The solution. The easiest is for there to be quick and easy changes to the Tax Administration Act in the coming Finance Bill allowing taxpayers to explicitly challenge such demand notices and agency notices, failure of which the practice will continue. It is for the business community to pursue this with their associations and organizations to be effectively heard. However, taxpayers can also consider challenging the constitutionality of such an approach by the TRA, and leave it on the Courts to decide whether this practice is constitutional or not.

Having said that, it must be reiterated that taxpayers must support the socio-economic development of our country by paying their taxes fairly and timely, and there are still many traders and businessmen who remain uncompliant. However, and as stated before, that does not mean that the taxpayer should be denied a right to be heard.

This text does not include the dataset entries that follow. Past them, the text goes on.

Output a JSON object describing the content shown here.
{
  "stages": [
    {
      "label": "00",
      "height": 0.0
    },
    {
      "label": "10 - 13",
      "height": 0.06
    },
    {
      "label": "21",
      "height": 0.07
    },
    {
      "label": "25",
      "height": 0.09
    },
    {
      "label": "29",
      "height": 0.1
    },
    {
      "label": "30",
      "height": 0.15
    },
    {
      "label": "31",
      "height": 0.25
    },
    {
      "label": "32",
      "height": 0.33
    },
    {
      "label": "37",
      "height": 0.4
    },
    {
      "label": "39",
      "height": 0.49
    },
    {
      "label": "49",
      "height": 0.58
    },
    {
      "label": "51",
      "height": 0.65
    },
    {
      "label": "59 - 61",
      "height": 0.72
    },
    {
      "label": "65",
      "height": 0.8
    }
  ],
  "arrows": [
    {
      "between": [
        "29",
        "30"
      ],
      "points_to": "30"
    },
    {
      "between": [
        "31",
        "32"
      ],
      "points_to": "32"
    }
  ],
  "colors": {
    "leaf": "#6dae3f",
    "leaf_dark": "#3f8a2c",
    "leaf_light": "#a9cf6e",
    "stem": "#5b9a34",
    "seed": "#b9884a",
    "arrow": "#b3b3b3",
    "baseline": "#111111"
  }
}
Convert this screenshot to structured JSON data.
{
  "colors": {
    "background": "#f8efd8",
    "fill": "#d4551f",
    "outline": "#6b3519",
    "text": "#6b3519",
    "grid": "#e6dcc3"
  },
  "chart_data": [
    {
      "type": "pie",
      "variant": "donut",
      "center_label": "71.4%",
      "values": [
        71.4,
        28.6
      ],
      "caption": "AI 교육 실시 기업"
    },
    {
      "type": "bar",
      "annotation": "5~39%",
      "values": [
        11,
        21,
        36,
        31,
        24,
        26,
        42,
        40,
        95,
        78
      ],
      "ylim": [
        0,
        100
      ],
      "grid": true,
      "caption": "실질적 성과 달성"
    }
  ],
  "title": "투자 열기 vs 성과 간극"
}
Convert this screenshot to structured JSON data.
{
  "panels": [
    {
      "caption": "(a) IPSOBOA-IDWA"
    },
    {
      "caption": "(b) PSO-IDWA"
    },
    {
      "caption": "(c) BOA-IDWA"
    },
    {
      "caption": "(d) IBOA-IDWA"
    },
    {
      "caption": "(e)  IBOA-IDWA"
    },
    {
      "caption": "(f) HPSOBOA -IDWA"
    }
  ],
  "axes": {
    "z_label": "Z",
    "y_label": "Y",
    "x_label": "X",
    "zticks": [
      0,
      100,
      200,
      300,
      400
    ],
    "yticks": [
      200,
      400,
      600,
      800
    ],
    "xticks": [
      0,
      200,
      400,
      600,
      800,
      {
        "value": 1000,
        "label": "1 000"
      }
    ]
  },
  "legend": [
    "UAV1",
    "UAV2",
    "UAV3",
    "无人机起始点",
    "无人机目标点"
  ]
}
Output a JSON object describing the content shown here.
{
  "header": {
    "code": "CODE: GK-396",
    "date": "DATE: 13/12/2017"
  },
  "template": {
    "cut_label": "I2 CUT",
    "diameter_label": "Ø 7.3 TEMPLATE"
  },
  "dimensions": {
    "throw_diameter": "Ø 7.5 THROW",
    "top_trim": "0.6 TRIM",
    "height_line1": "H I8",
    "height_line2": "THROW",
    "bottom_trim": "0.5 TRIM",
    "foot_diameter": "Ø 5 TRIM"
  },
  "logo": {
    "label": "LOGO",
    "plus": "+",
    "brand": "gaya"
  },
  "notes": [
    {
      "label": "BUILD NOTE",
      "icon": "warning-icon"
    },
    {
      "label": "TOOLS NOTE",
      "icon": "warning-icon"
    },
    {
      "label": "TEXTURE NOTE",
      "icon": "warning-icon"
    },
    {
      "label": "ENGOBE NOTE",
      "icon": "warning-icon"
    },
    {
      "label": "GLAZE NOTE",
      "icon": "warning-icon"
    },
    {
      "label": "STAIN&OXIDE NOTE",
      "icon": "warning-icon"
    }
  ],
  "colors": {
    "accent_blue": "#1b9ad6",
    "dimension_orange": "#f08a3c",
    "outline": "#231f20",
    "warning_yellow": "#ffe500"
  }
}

Parental responsibility after adoption

I am an adopted child and my adoptive parents have maintained a close relationship with my biological parents. Some people say I have been blessed with two sets of parents. They each take care of my needs and share responsibility for my education. What does the law say about parental responsibility after adoption? Please guide me.
RF, Morogoro

It is good to hear that you have people who care for you. The Law of the Child Act [Cap. 12 R.E 2019] (the Act) governs matters of adoption in Mainland Tanzania. According to section 64 of the Act, when an adoption order is made (a) the rights, duties, obligations and liabilities including those under customary law of the parents of the child or any other person connected with the child of any nature whatsoever shall cease; and (b) the adoptive parent of the child shall assume the parental rights, duties, obligations and liabilities of the child with respect to custody, maintenance and education as if the child was born to the adoptive parent in a lawful wedlock and was not the child of any other person.

Therefore, the adoption essentially shifts parental rights and responsibilities from the biological parents to the adoptive parents. The law does not recognise the arrangement of sharing responsibility between adoptive parents and biological parents.